L’émotion n’est rien d’autre qu’un résidu chimique d’expériences passées.

Lorsqu’il sera en manque, le corps va chercher le déclencheur externe, l’attirer et l’activer pour obtenir sa dose d’émotion dont il est devenu dépendant.

Le corps n’en fait qu’à sa tête. Il fera tout pour obtenir sa dose d’émotion connue.

Pour un changement durable qui impacte de manière favorable la chimie du corps, les actions doivent venir de l’intérieur.

Vouloir changer d’environnement ou de fréquentation pour se sentir d’une autre manière est vain.

Tout changement externe, sans modification de sa chimie interne est voué à l’échec. Tôt ou tard le corps sera en manque de sa dose émotionnelle passée. Il retombera alors dans les travers de son addiction.

Prévenir Mentor - Dépendance aux émotions négatives

Les informations captées du monde extérieur sont analysées par le cerveau d’après les expériences passées. Peu importe qu’une menace soit réelle ou imaginaire, le corps va sécréter des hormones de stress comme l’adrénaline pour mobiliser une quantité phénoménale d’énergie et ainsi faire face au danger (qui peut ne pas exister dans les faits…).

C’est un phénomène utile en mode survie.

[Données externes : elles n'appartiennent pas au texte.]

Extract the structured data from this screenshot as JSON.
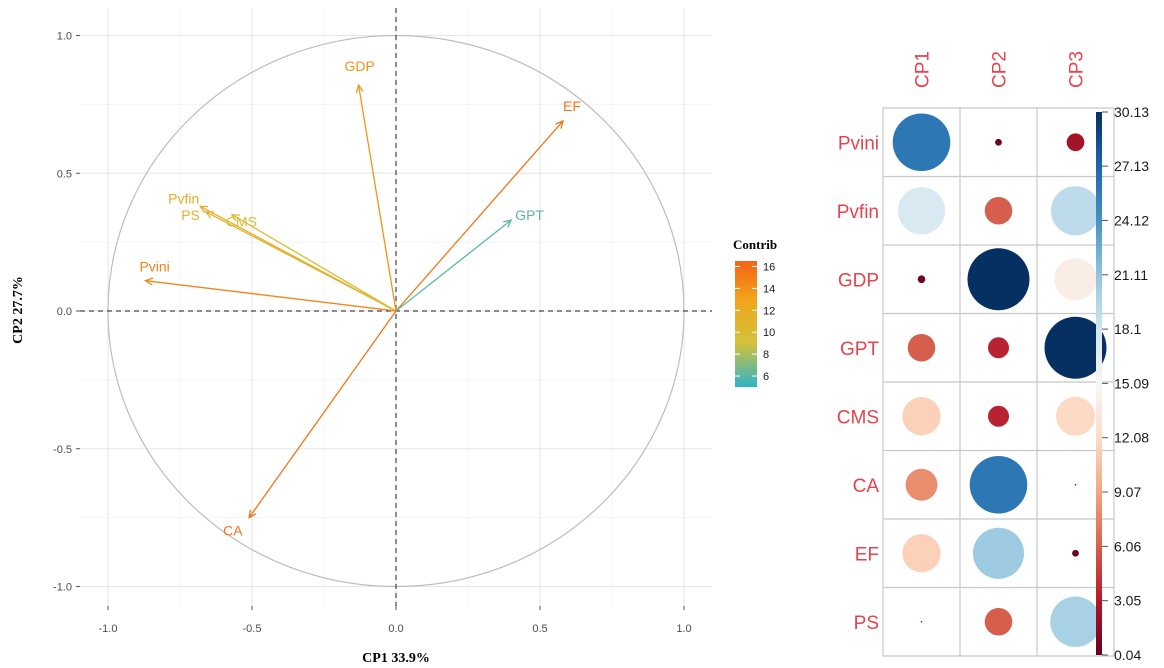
{
  "chart_data": [
    {
      "type": "scatter",
      "subtype": "pca-variable-correlation-circle",
      "xlabel": "CP1 33.9%",
      "ylabel": "CP2 27.7%",
      "xlim": [
        -1.1,
        1.1
      ],
      "ylim": [
        -1.1,
        1.1
      ],
      "x_ticks": [
        "-1.0",
        "-0.5",
        "0.0",
        "0.5",
        "1.0"
      ],
      "y_ticks": [
        "-1.0",
        "-0.5",
        "0.0",
        "0.5",
        "1.0"
      ],
      "grid": true,
      "legend": {
        "title": "Contrib",
        "placement": "right",
        "range": [
          5,
          16.5
        ],
        "ticks": [
          "6",
          "8",
          "10",
          "12",
          "14",
          "16"
        ],
        "colors": [
          "#2fb3c8",
          "#d4c23a",
          "#f1a31c",
          "#f56316"
        ]
      },
      "variables": [
        {
          "name": "GDP",
          "x": -0.13,
          "y": 0.82,
          "contrib": 13.5
        },
        {
          "name": "EF",
          "x": 0.58,
          "y": 0.69,
          "contrib": 15.5
        },
        {
          "name": "GPT",
          "x": 0.4,
          "y": 0.33,
          "contrib": 6.0
        },
        {
          "name": "Pvfin",
          "x": -0.68,
          "y": 0.38,
          "contrib": 11.5
        },
        {
          "name": "PS",
          "x": -0.66,
          "y": 0.36,
          "contrib": 11.0
        },
        {
          "name": "CMS",
          "x": -0.57,
          "y": 0.35,
          "contrib": 9.5
        },
        {
          "name": "Pvini",
          "x": -0.87,
          "y": 0.11,
          "contrib": 14.5
        },
        {
          "name": "CA",
          "x": -0.51,
          "y": -0.75,
          "contrib": 15.5
        }
      ]
    },
    {
      "type": "heatmap",
      "subtype": "circle-correlation-matrix",
      "columns": [
        "CP1",
        "CP2",
        "CP3"
      ],
      "rows": [
        "Pvini",
        "Pvfin",
        "GDP",
        "GPT",
        "CMS",
        "CA",
        "EF",
        "PS"
      ],
      "values": [
        [
          26.0,
          0.4,
          2.5
        ],
        [
          17.5,
          6.0,
          19.0
        ],
        [
          0.5,
          30.13,
          14.0
        ],
        [
          6.0,
          3.5,
          30.13
        ],
        [
          11.5,
          3.5,
          12.0
        ],
        [
          8.0,
          26.0,
          0.06
        ],
        [
          11.5,
          20.5,
          0.4
        ],
        [
          0.04,
          6.0,
          20.0
        ]
      ],
      "colorbar": {
        "range": [
          0.04,
          30.13
        ],
        "ticks": [
          "30.13",
          "27.13",
          "24.12",
          "21.11",
          "18.1",
          "15.09",
          "12.08",
          "9.07",
          "6.06",
          "3.05",
          "0.04"
        ],
        "colors": [
          "#67001f",
          "#b2182b",
          "#d6604d",
          "#f4a582",
          "#fddbc7",
          "#f7f7f7",
          "#d1e5f0",
          "#92c5de",
          "#4393c3",
          "#2166ac",
          "#053061"
        ]
      }
    }
  ]
}
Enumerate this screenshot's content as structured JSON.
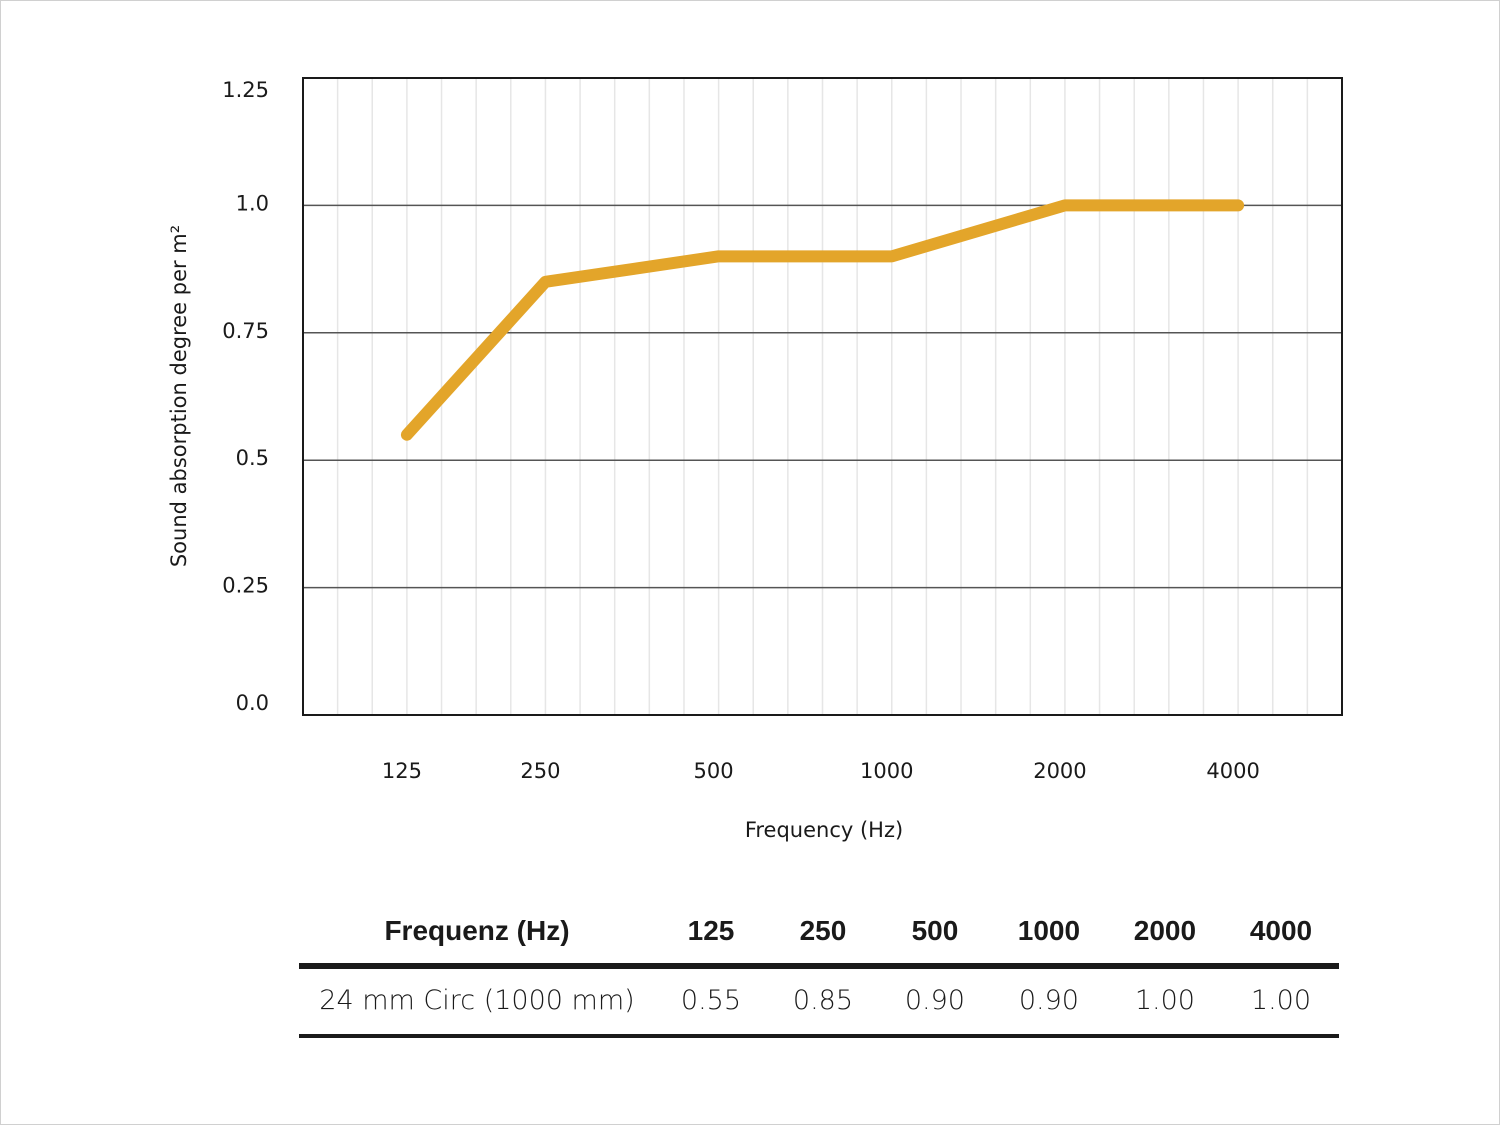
{
  "chart_data": {
    "type": "line",
    "title": "",
    "xlabel": "Frequency (Hz)",
    "ylabel": "Sound absorption degree per m²",
    "categories": [
      "125",
      "250",
      "500",
      "1000",
      "2000",
      "4000"
    ],
    "series": [
      {
        "values": [
          0.55,
          0.85,
          0.9,
          0.9,
          1.0,
          1.0
        ],
        "color": "#e3a52a"
      }
    ],
    "ylim": [
      0,
      1.25
    ],
    "yticks": [
      "0.0",
      "0.25",
      "0.5",
      "0.75",
      "1.0",
      "1.25"
    ],
    "yticks_values": [
      0,
      0.25,
      0.5,
      0.75,
      1.0,
      1.25
    ],
    "grid": true,
    "legend": "none"
  },
  "table": {
    "header": [
      "Frequenz (Hz)",
      "125",
      "250",
      "500",
      "1000",
      "2000",
      "4000"
    ],
    "rows": [
      [
        "24 mm Circ (1000 mm)",
        "0.55",
        "0.85",
        "0.90",
        "0.90",
        "1.00",
        "1.00"
      ]
    ]
  }
}
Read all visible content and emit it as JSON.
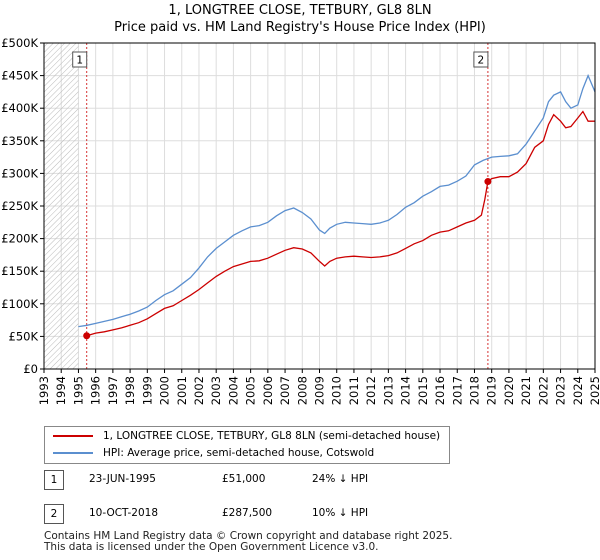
{
  "title_line1": "1, LONGTREE CLOSE, TETBURY, GL8 8LN",
  "title_line2": "Price paid vs. HM Land Registry's House Price Index (HPI)",
  "colors": {
    "property": "#cc0000",
    "hpi": "#5b8fcf",
    "grid": "#dddddd",
    "hatch": "#bbbbbb"
  },
  "chart_data": {
    "type": "line",
    "title": "1, LONGTREE CLOSE, TETBURY, GL8 8LN — Price paid vs. HM Land Registry's House Price Index (HPI)",
    "xlim": [
      1993,
      2025
    ],
    "ylim": [
      0,
      500000
    ],
    "x_ticks": [
      "1993",
      "1994",
      "1995",
      "1996",
      "1997",
      "1998",
      "1999",
      "2000",
      "2001",
      "2002",
      "2003",
      "2004",
      "2005",
      "2006",
      "2007",
      "2008",
      "2009",
      "2010",
      "2011",
      "2012",
      "2013",
      "2014",
      "2015",
      "2016",
      "2017",
      "2018",
      "2019",
      "2020",
      "2021",
      "2022",
      "2023",
      "2024",
      "2025"
    ],
    "y_ticks": [
      {
        "value": 0,
        "label": "£0"
      },
      {
        "value": 50000,
        "label": "£50K"
      },
      {
        "value": 100000,
        "label": "£100K"
      },
      {
        "value": 150000,
        "label": "£150K"
      },
      {
        "value": 200000,
        "label": "£200K"
      },
      {
        "value": 250000,
        "label": "£250K"
      },
      {
        "value": 300000,
        "label": "£300K"
      },
      {
        "value": 350000,
        "label": "£350K"
      },
      {
        "value": 400000,
        "label": "£400K"
      },
      {
        "value": 450000,
        "label": "£450K"
      },
      {
        "value": 500000,
        "label": "£500K"
      }
    ],
    "grid": true,
    "series": [
      {
        "name": "1, LONGTREE CLOSE, TETBURY, GL8 8LN (semi-detached house)",
        "color": "#cc0000",
        "x": [
          1995.48,
          1996,
          1996.5,
          1997,
          1997.5,
          1998,
          1998.5,
          1999,
          1999.5,
          2000,
          2000.5,
          2001,
          2001.5,
          2002,
          2002.5,
          2003,
          2003.5,
          2004,
          2004.5,
          2005,
          2005.5,
          2006,
          2006.5,
          2007,
          2007.5,
          2008,
          2008.5,
          2009,
          2009.3,
          2009.6,
          2010,
          2010.5,
          2011,
          2011.5,
          2012,
          2012.5,
          2013,
          2013.5,
          2014,
          2014.5,
          2015,
          2015.5,
          2016,
          2016.5,
          2017,
          2017.5,
          2018,
          2018.4,
          2018.6,
          2018.78,
          2019,
          2019.5,
          2020,
          2020.5,
          2021,
          2021.5,
          2022,
          2022.3,
          2022.6,
          2023,
          2023.3,
          2023.6,
          2024,
          2024.3,
          2024.6,
          2025
        ],
        "y": [
          51000,
          55000,
          57000,
          60000,
          63000,
          67000,
          71000,
          77000,
          85000,
          93000,
          97000,
          105000,
          113000,
          122000,
          132000,
          142000,
          150000,
          157000,
          161000,
          165000,
          166000,
          170000,
          176000,
          182000,
          186000,
          184000,
          178000,
          165000,
          158000,
          165000,
          170000,
          172000,
          173000,
          172000,
          171000,
          172000,
          174000,
          178000,
          185000,
          192000,
          197000,
          205000,
          210000,
          212000,
          218000,
          224000,
          228000,
          236000,
          260000,
          287500,
          292000,
          295000,
          295000,
          302000,
          315000,
          340000,
          350000,
          375000,
          390000,
          380000,
          370000,
          372000,
          385000,
          395000,
          380000,
          380000
        ]
      },
      {
        "name": "HPI: Average price, semi-detached house, Cotswold",
        "color": "#5b8fcf",
        "x": [
          1995,
          1995.5,
          1996,
          1996.5,
          1997,
          1997.5,
          1998,
          1998.5,
          1999,
          1999.5,
          2000,
          2000.5,
          2001,
          2001.5,
          2002,
          2002.5,
          2003,
          2003.5,
          2004,
          2004.5,
          2005,
          2005.5,
          2006,
          2006.5,
          2007,
          2007.5,
          2008,
          2008.5,
          2009,
          2009.3,
          2009.6,
          2010,
          2010.5,
          2011,
          2011.5,
          2012,
          2012.5,
          2013,
          2013.5,
          2014,
          2014.5,
          2015,
          2015.5,
          2016,
          2016.5,
          2017,
          2017.5,
          2018,
          2018.5,
          2019,
          2019.5,
          2020,
          2020.5,
          2021,
          2021.5,
          2022,
          2022.3,
          2022.6,
          2023,
          2023.3,
          2023.6,
          2024,
          2024.3,
          2024.6,
          2025
        ],
        "y": [
          65000,
          67000,
          70000,
          73000,
          76000,
          80000,
          84000,
          89000,
          95000,
          105000,
          114000,
          120000,
          130000,
          140000,
          155000,
          172000,
          185000,
          195000,
          205000,
          212000,
          218000,
          220000,
          225000,
          235000,
          243000,
          247000,
          240000,
          230000,
          213000,
          208000,
          216000,
          222000,
          225000,
          224000,
          223000,
          222000,
          224000,
          228000,
          237000,
          248000,
          255000,
          265000,
          272000,
          280000,
          282000,
          288000,
          296000,
          313000,
          320000,
          325000,
          326000,
          327000,
          330000,
          345000,
          365000,
          385000,
          410000,
          420000,
          425000,
          410000,
          400000,
          405000,
          430000,
          450000,
          425000
        ]
      }
    ],
    "annotations": [
      {
        "label": "1",
        "x": 1995.48,
        "y": 51000
      },
      {
        "label": "2",
        "x": 2018.78,
        "y": 287500
      }
    ],
    "legend": "below chart"
  },
  "legend": {
    "property_label": "1, LONGTREE CLOSE, TETBURY, GL8 8LN (semi-detached house)",
    "hpi_label": "HPI: Average price, semi-detached house, Cotswold"
  },
  "sales": [
    {
      "num": "1",
      "date": "23-JUN-1995",
      "price": "£51,000",
      "hpi_diff": "24% ↓ HPI"
    },
    {
      "num": "2",
      "date": "10-OCT-2018",
      "price": "£287,500",
      "hpi_diff": "10% ↓ HPI"
    }
  ],
  "footer_line1": "Contains HM Land Registry data © Crown copyright and database right 2025.",
  "footer_line2": "This data is licensed under the Open Government Licence v3.0."
}
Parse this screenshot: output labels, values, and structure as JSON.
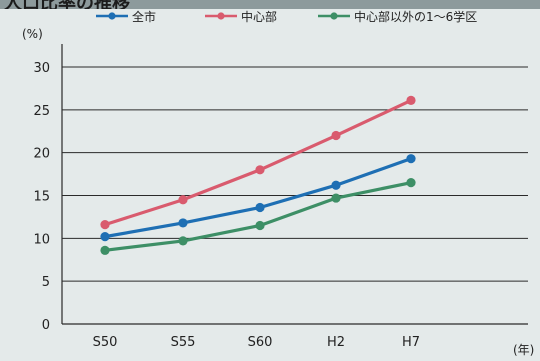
{
  "page_title": "人口比率の推移",
  "chart_data": {
    "type": "line",
    "categories": [
      "S50",
      "S55",
      "S60",
      "H2",
      "H7"
    ],
    "series": [
      {
        "name": "全市",
        "color": "#1e6fb4",
        "values": [
          10.2,
          11.8,
          13.6,
          16.2,
          19.3
        ]
      },
      {
        "name": "中心部",
        "color": "#d95b6e",
        "values": [
          11.6,
          14.5,
          18.0,
          22.0,
          26.1
        ]
      },
      {
        "name": "中心部以外の1〜6学区",
        "color": "#3d8f66",
        "values": [
          8.6,
          9.7,
          11.5,
          14.7,
          16.5
        ]
      }
    ],
    "ylabel": "(%)",
    "xlabel": "(年)",
    "ylim": [
      0,
      30
    ],
    "yticks": [
      0,
      5,
      10,
      15,
      20,
      25,
      30
    ],
    "grid": true,
    "legend_position": "top"
  }
}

Il éveille tous les sens et permet de décider rapidement de fuir ou de combattre. Face à une situation dangereuse voulue ou non, ce mécanisme est sauveur, mais à la lecture de résultats qui ne dépendent pas de nous, il est destructeur.

L’humain qui se soumet à cette stimulation constante cherche à défier, contrôler, maîtriser, prédire ou imposer des résultats dans l’espoir d’augmenter ses chances de (sur)vie. Il s’épuise en vain. La quête de rendre prévisible le futur est impossible.

Pour ressentir à nouveau cet état de stimulation (et avoir le sentiment de vivre), le monde extérieur va servir de déclencheur pour générer à nouveau cette sécrétion chimique qui fournit un apport énergétique hyper stimulant (survie).

Si l’émotion était une drogue, les dealers seraient les déclencheurs extérieurs.

L’addiction est installée quand on devient dépendant de comportements qui produisent une vie que l’on défie ou que l’on n’aime pas.

Ce n’est pas le stress qui est mauvais, mais sa durée d’exposition. Si, au lieu de retrouver l’équilibre après une exposition au stress, le mode « survie » s’installe de façon permanente (stress chronique), le corps va sécréter des hormones en continu, jusqu’à en devenir dépendant de l’émotion qui lui est rattachée.